18 thoughts on “Baik-baik saja”

  1. Icha, baca tulisanmu seperti melihat diriku sendiri beberapa tahun lalu. Ada beberapa kenalan dan teman sampai merasa ga enak hati mau ngundang aku ke acara ulangtahun anaknya. Mereka katanya ga tega melihat aku yang beberapa tahun nikah tapi belum punya anak. Padahal aku sangat baik2 saja pada saat itu. Mereka pun sebenarnya ga tahu alasan kenapa kami belum memiliki anak pada saat itu. Jadi kenapa musti merasa kasihan jika aku benar2 baik2 saja, ga masalah dikelilingi oleh mereka yang sudah punya anak. Tidak ada perasaan iri sekalipun.

    Liked by 2 people

    1. Makasih sharingnya, Mbak Deni. :*
      Iya, Mbak. Aku berusaha berbaik sangka bahwa mungkin orang-orang nggak ada maksud yang nggak baik. Tapi aku menulis gini supaya nggak ada salah paham satu sama lain.Orang mungkin bermaksud baik/jaga perasaan, padahal yang sampai di kita malah menyakitkan. Hehe..
      Salam dari Jogja, Mbak.

      Like

  2. Ichaa MashaAllah.. setuju.. InsyAllah semua yang tau terbaik cuma Allah.. Kan orang gatau perjuangan apa aja yg udh dilewatin. Ga cuma program untuk kehamilan. Bisa aja dikasih nikmat sakit yang ternyata ga ada obatnya. Nikmat kelainan hormon tubuh yang bisa jadi ladang pahala minta kesabaran untuk sembuh. Prioritasnya jd beda kan. Bukan anak, tapi dikuatkan hatinya untuk tetep sehat aja udah bersyukuuuur bgt. Dikasih kecukupan.. hehe.. manusia emang nih. Merasa paling tau semuanya pdhal gatau apa2 :p

    Liked by 1 person

    1. Iya, Han. Kita nggak selalu bisa sepenuhnya bisa ikut merasakan dan paham yang dirasakan orang lain, tapi kita bisa berusaha empati insya Allah. Semoga sehat-sehat ya, Hanna, Kiky, dan bayinya. :*

      Like

  3. Hai Icha.. This is sooo relate to me hehehee.. Aku juga merasa hal yang sama persiss.. Kalau yang bertanya bukan teman/kerabat yang dekat, pasti ujungnya cuma 2, antara merasa kasihan sama kita, atau kepo, masing2 dengan pertanyaan/pernyataan lanjutannya.
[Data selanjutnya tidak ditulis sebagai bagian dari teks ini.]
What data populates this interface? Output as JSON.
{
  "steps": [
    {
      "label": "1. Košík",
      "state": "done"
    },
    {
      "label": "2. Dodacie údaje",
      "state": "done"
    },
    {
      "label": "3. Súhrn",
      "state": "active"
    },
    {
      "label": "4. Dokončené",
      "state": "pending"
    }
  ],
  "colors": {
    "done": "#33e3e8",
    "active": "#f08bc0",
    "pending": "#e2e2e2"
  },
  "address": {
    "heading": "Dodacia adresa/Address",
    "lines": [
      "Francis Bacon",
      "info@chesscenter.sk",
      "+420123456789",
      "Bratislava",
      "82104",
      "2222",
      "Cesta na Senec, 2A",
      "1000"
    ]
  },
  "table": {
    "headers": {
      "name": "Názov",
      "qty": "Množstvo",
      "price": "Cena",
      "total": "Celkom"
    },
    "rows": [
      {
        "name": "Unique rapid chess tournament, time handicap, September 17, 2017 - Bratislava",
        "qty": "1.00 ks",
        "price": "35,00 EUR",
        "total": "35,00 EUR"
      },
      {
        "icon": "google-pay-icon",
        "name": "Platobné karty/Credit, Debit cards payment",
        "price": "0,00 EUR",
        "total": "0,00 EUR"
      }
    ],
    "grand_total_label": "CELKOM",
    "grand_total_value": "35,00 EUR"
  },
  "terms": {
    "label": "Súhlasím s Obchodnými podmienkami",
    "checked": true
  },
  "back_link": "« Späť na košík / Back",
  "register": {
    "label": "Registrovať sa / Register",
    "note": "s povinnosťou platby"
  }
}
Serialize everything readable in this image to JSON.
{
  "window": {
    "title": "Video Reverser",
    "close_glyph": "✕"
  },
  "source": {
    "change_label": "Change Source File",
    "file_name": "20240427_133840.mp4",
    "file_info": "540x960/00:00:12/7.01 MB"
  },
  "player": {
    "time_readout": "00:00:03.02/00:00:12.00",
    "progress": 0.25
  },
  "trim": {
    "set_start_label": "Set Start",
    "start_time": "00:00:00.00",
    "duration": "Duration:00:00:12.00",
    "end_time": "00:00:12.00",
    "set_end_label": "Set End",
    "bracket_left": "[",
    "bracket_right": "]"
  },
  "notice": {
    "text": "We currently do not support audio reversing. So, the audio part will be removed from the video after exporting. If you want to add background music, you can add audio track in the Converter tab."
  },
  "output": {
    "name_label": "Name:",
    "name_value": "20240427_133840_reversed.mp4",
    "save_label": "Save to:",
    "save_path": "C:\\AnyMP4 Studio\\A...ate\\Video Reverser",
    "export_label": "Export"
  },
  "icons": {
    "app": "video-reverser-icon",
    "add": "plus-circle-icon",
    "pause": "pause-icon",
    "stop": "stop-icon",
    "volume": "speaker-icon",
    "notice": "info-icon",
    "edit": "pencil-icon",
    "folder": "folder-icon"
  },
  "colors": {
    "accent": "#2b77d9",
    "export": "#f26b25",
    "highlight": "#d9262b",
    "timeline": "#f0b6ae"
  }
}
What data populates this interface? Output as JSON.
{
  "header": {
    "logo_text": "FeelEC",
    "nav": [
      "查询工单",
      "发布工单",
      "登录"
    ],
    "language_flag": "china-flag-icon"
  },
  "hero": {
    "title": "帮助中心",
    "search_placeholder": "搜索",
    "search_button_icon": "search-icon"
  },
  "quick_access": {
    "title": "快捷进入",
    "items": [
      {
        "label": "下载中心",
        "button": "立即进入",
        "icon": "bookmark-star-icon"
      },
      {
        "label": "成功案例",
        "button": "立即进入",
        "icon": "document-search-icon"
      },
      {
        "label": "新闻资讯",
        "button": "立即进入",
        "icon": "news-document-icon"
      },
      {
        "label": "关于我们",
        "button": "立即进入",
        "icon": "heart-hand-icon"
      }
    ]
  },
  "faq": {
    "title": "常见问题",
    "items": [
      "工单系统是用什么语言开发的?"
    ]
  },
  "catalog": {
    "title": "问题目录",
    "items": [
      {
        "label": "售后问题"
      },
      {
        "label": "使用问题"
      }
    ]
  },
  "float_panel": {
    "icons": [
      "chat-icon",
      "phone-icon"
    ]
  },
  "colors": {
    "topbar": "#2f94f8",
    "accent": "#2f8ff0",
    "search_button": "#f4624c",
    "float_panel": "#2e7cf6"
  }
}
Sungguh, kita cuma ingin didoakan saja yang baik2 setelah kita menyampaikan kalau kita belum dikaruniai anak, tidak perlu ada rentetan lanjutannya yang bikin salah tingkah. Belum lama yang lalu, pernah ada yang bilang gini padaku “untung suaminya setia ya, udah 6 tahun belum ada anaknya”. Entah ku harus bereaksi apa hahaha… Makasih Icha, keep up the good writing ya, and welcome kalau mau sharing2 lagi perihal ikhtiar kita 😊🤗

    Liked by 2 people

    1. Makasih sharingnya, Mbak Muthia. Kangen cerita-cerita lagii.. kapa-kapan aku kontak ya!
      Duuh.. sedih dengernya ada yang komentar gitu. 😥 Kasian juga sih sama orang yang ngomong, Mbak, berarti selama ini pandangan dia tentang pernikahan cuma ‘segitu’ aja.
      Semoga jadi pengingat buat kita untuk berkata yang baik atau lebih baik diam. Love love.